Car Emma s’est questionnée. S’est mise à décortiquer le travail. A déconstruire ce qu’on lui avait appris. Dans sa BD, elle décrit comment une organisation peut laminer un travailleur. Le manque d’autonomie, l’ambiance « toxique », la réduction des coûts, les exigences trop élevées, les changements récurrents, le mauvais management, les restructurations mal accompagnées, les conflits larvés entre salariés. Le mal-être, la souffrance au travail que cela crée. La détresse psychologique, mais aussi les accidents de travail. Les suicides. « J’ai connu des restructurations dans le numérique, mais en faisant mes recherches, j’ai découvert qu’il y en avait dans tous les secteurs, dans l’automobile, l’éducation nationale », poursuit-elle. « Les suicides qu’il y a eus récemment, c’est à cause de tout cela. Des changements, menés par des gens complètement déconnectés du métier, qui vont réorganiser une structure de façon brutale, pas fonctionnelle, juste parce qu’ils ont décidé de faire un nouveau plan com’ ou des économies. »
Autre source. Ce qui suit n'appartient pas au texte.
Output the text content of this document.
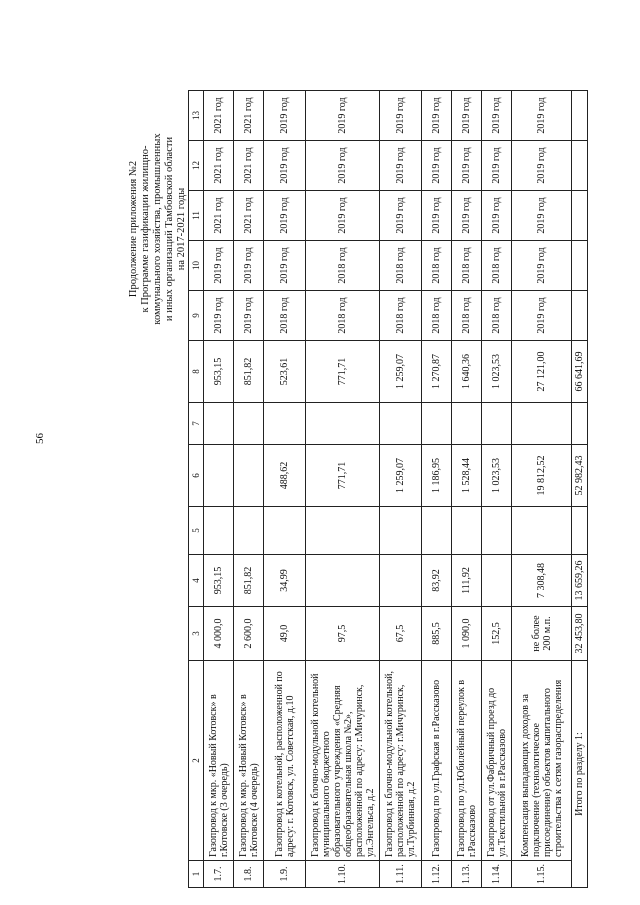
56
Продолжение приложения №2 к Программе газификации жилищно- коммунального хозяйства, промышленных и иных организаций Тамбовской области на 2017-2021 годы
1	2	3	4	5	6	7	8	9	10	11	12	13
1.7.	Газопровод к мкр. «Новый Котовск» в г.Котовске (3 очередь)	4 000,0	953,15				953,15	2019 год	2019 год	2021 год	2021 год	2021 год
1.8.	Газопровод к мкр. «Новый Котовск» в г.Котовске (4 очередь)	2 600,0	851,82				851,82	2019 год	2019 год	2021 год	2021 год	2021 год
1.9.	Газопровод к котельной, расположенной по адресу: г. Котовск, ул. Советская, д.10	49,0	34,99		488,62		523,61	2018 год	2019 год	2019 год	2019 год	2019 год
1.10.	Газопровод к блочно-модульной котельной муниципального бюджетного образовательного учреждения «Средняя общеобразовательная школа №2», расположенной по адресу: г.Мичуринск, ул.Энгельса, д.2	97,5			771,71		771,71	2018 год	2018 год	2019 год	2019 год	2019 год
1.11.	Газопровод к блочно-модульной котельной, расположенной по адресу: г.Мичуринск, ул.Турбинная, д.2	67,5			1 259,07		1 259,07	2018 год	2018 год	2019 год	2019 год	2019 год
1.12.	Газопровод по ул.Графская в г.Рассказово	885,5	83,92		1 186,95		1 270,87	2018 год	2018 год	2019 год	2019 год	2019 год
1.13.	Газопровод по ул.Юбилейный переулок в г.Рассказово	1 090,0	111,92		1 528,44		1 640,36	2018 год	2018 год	2019 год	2019 год	2019 год
1.14.	Газопровод от ул.Фабричный проезд до ул.Текстильной в г.Рассказово	152,5			1 023,53		1 023,53	2018 год	2018 год	2019 год	2019 год	2019 год
1.15.	Компенсация выпадающих доходов за подключение (технологическое присоединение) объектов капитального строительства к сетям газораспределения	не более 200 м.п.	7 308,48		19 812,52		27 121,00	2019 год	2019 год	2019 год	2019 год	2019 год
Итого по разделу 1:		32 453,80	13 659,26		52 982,43		66 641,69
Elle constate, aujourd’hui, que la question de la souffrance morale devenir plus présente. Par exemple ses parents, professeurs, qu’elle a vus « petit à petit perdre foi en leur rôle d’enseignant », par manque de moyens, les classes bondées, l’impossibilité de combler les écarts sociaux. Elle note les « paillettes », des nouvelles formes de travail qui masquent pour elle des reculs sociaux. « La flexibilité des horaires fait que les gens ne sont plus au travail au même moment, et la solidarité se perd. Le flexi-bureau permet de ne pas avoir de cohésion d’équipe », déplore-t-elle. Elle note, encore ce changement permanent : « Cela oblige les gens à ne jamais rien prendre pour acquis, à toujours tout accepter, à ne jamais se reposer. Le fait de devoir changer de bureau tout le temps, c’est énorme en terme de charge mentale : on doit penser à ses affaires, on a l’esprit occupé en permanence. C’est très utile pour qu’on ne soit pas occupé à se poser des questions sur sa condition. »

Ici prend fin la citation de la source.